In a big win for Australia's privacy regulator, the Federal Court has dismissed Facebook's appellate claim that it neither conducts business nor collects personal information in Australia.
The dismissal means the Office of Australian Information Commissioner's (OAIC) lawsuit against Facebook, now Meta, can finally be heard in court after being stuck in court purgatory for almost two years.
The lawsuit had been held up as Meta attempted to have the case thrown out through submissions that it does not conduct business nor collect personal information in Australia, which are requirements for an entity to be sued under the country's privacy laws.
These submissions were rejected on Monday, however, with the Federal Court full bench labelling Meta's argument that Facebook platform merely acted as an overseas website that provides data to an Australian device when requested to do so as being "divorced from reality".
The full bench came to this conclusion as it found Meta's installation of cookies on the physical devices of Australian users was sufficient in meeting the threshold of conducting business and collecting personal information in Australia.
"The problems with this submission are first that it proves far too much, and secondly that it is, with respect, divorced from reality," Justice Nye Perram wrote in his judgment, which received the unanimous backing of the Federal Court full bench.
"What this case decides is only that an inference may be drawn that a firm which installs and removes cookies in Australia (and which also manages for Australian developers a credential system which is widely used in Australia) is carrying on its worldwide business of data processing in this country."
The full bench decision confirms an earlier decision made by Federal Court Judge Thomas Thawley that found Facebook does conduct business and collect personal information in Australia. In doing so, it dismisses Facebook's appeal.
The OAIC will now look to accuse Meta of breaching the privacy of over 300,000 Australians whose data were caught up in the Cambridge Analytica scandal, which saw the data of millions of Facebook users harvested globally by consulting firm Cambridge Analytic without their consent through an app called This is Your Digital Life.
The Cambridge Analytica scandal has seen widespread media coverage since 2018 due to the harvested data being used for political profiling for Donald Trump's 2016 election victory and the Brexit campaign.

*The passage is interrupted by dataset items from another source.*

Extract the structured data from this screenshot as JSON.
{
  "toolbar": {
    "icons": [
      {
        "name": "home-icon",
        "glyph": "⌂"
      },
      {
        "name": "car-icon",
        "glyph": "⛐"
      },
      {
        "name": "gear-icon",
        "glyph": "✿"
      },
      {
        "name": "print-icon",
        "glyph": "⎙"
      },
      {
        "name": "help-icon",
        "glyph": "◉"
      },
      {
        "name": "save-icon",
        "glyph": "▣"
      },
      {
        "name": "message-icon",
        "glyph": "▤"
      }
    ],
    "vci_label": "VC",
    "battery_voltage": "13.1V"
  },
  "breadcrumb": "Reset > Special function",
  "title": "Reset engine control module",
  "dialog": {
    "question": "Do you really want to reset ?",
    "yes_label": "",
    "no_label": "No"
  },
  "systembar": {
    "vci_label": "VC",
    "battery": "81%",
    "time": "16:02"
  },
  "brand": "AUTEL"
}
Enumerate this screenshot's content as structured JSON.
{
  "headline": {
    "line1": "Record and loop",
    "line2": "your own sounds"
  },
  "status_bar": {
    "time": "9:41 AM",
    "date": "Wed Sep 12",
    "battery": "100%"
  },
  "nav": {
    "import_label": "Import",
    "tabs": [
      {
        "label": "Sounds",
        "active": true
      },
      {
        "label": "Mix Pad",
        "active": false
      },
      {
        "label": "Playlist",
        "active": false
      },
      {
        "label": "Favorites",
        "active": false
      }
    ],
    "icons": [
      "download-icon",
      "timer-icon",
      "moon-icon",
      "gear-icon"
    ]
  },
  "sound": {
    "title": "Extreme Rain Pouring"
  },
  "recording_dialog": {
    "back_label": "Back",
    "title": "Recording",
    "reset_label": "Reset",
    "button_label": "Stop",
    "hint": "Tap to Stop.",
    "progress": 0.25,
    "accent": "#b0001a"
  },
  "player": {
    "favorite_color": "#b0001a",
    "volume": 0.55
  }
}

Australian Information Commissioner and Privacy Commissioner Angelene Falk said she was pleased with the full bench judgment, and that her office would continue to move forward with the case.
Regulators around the world are gaining steam in their bids to hold Meta accountable, with the company being slapped with another fine by the UK's Competition and Markets Authority over the weekend for misconduct relating to its Giphy acquisition.
Outside of regulatory scrutiny, the tech giant also lost over a quarter of its value on Thursday, almost$240 million, in a week where it sold off its crypto foray Diem, forecast a$10 billion hit from upcoming iOS changes, and received its first ever criminal charges.